Infections caused by bacteria, viruses, and various parasites are common in many developing countries. Bacterial infections treated included cholera, tuberculosis, and gangrene, with 14 applications (0.56%; 11 species, 2.1%) while viral infections were mostly related to dengue fever, yellow fever and measles (15 applications, 0.6%; seven species, 1.4%).
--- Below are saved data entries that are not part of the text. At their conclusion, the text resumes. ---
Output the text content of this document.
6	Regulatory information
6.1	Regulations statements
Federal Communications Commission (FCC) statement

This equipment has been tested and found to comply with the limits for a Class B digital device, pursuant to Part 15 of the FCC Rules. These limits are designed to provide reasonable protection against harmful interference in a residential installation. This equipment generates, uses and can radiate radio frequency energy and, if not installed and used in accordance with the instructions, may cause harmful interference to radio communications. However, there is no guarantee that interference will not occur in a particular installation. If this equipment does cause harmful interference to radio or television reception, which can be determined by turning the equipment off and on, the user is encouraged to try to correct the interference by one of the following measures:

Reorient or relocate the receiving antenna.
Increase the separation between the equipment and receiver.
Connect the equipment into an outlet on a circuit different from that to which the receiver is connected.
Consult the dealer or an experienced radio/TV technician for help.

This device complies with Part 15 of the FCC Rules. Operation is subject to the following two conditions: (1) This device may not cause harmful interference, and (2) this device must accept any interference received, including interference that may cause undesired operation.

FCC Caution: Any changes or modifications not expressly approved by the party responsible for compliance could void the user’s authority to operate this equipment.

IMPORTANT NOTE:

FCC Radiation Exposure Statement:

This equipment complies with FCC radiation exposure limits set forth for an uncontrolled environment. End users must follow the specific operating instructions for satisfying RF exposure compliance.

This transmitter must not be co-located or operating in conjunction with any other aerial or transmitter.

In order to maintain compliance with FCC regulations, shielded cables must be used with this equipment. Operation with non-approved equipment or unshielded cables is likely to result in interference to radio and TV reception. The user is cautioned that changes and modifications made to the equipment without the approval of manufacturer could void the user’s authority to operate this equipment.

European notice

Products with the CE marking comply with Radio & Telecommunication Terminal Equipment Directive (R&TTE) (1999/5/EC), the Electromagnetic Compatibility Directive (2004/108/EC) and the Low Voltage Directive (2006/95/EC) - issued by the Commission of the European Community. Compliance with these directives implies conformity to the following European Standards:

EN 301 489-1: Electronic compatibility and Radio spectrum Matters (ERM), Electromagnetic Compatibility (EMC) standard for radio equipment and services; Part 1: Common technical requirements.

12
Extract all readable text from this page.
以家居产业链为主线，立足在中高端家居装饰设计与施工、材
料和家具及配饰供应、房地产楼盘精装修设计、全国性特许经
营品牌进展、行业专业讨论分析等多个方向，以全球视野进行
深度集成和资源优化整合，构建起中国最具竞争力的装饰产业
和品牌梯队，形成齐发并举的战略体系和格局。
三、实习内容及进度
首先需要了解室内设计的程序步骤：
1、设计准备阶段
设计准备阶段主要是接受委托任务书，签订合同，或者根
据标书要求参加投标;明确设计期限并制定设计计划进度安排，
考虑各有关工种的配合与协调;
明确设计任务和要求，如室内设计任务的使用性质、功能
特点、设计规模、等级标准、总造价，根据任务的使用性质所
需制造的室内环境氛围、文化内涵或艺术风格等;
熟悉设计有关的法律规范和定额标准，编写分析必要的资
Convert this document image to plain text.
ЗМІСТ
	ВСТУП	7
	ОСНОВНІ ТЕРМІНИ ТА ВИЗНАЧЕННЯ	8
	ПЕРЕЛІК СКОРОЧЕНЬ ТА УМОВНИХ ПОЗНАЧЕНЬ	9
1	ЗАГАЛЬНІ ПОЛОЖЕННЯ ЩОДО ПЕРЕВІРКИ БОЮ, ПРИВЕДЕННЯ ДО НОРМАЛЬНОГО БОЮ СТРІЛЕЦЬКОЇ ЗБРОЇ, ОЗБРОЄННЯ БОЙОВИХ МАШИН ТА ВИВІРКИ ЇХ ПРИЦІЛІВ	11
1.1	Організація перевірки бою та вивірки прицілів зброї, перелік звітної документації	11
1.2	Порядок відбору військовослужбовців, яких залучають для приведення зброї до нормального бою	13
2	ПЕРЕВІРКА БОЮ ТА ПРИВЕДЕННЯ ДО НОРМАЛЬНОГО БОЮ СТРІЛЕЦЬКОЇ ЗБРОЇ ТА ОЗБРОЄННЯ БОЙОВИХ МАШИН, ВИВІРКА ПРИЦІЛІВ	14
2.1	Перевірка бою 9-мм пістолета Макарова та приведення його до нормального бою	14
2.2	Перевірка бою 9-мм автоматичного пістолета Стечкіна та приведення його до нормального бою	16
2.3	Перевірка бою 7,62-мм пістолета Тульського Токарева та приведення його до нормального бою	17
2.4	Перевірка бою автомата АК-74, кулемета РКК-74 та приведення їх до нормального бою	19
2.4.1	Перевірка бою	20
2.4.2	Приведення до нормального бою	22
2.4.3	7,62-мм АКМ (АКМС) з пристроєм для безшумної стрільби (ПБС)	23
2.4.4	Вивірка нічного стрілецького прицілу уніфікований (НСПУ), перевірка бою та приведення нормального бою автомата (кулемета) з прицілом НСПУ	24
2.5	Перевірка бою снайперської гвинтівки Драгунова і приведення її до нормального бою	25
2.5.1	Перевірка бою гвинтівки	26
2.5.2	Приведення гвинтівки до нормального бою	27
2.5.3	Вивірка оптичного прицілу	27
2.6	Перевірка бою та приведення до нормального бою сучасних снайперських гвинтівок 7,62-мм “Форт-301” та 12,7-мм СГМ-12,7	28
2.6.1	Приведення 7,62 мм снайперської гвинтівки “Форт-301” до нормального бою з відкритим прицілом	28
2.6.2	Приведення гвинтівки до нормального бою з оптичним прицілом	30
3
Intestinal, urinary tract and female organ infections are mentioned in the respective paragraphs.

Parasites like amoebas, plasmodia, and worms were mentioned in 11 applications (0.44%), and 11 different species (2.1%) were employed for these conditions.

Seven applications (0.28%) with five species (1%) involved the treatment of general pain, intense body pain (e.g., caused by dengue fever), as well as tooth pain and the follow up after extraction.

Memory loss and confusion, as caused by old age were mentioned in 6 applications (0.24%), and treated with six plant species (1.2%).

Rare disorders treated included contusion, hangover (five uses, 0.2%; three species, 0.6%); animal bites (snake bites, rabies) (nine uses, 0.36%; five species, 1%); Eye problems (nine uses, 0.36%; nine species, 1.8%); cysts (nine uses, 0.36%; six species, 1.2%); headache (eight uses, 0.32%; six species, 1.4%); bad breath, detoxification (drug and alcohol abuse); hemorrhoids (four uses, 0.16%; four species, 0.8%); paralysis (four uses, 0.16%; one species, 0.2%); anemia, ear and hearing problems, internal bleeding, varicose veins (three uses, 0.12%; three species, 0.6%); alertness, nosebleeds (two uses, 0.8%; two species, 0.4%); abscesses, anesthetics, anal and vaginal pimples, antiseptics, cramps, mouth bitterness, sarna, and waking a person who has fainted (one use, 0.04%; one species, 0.2%).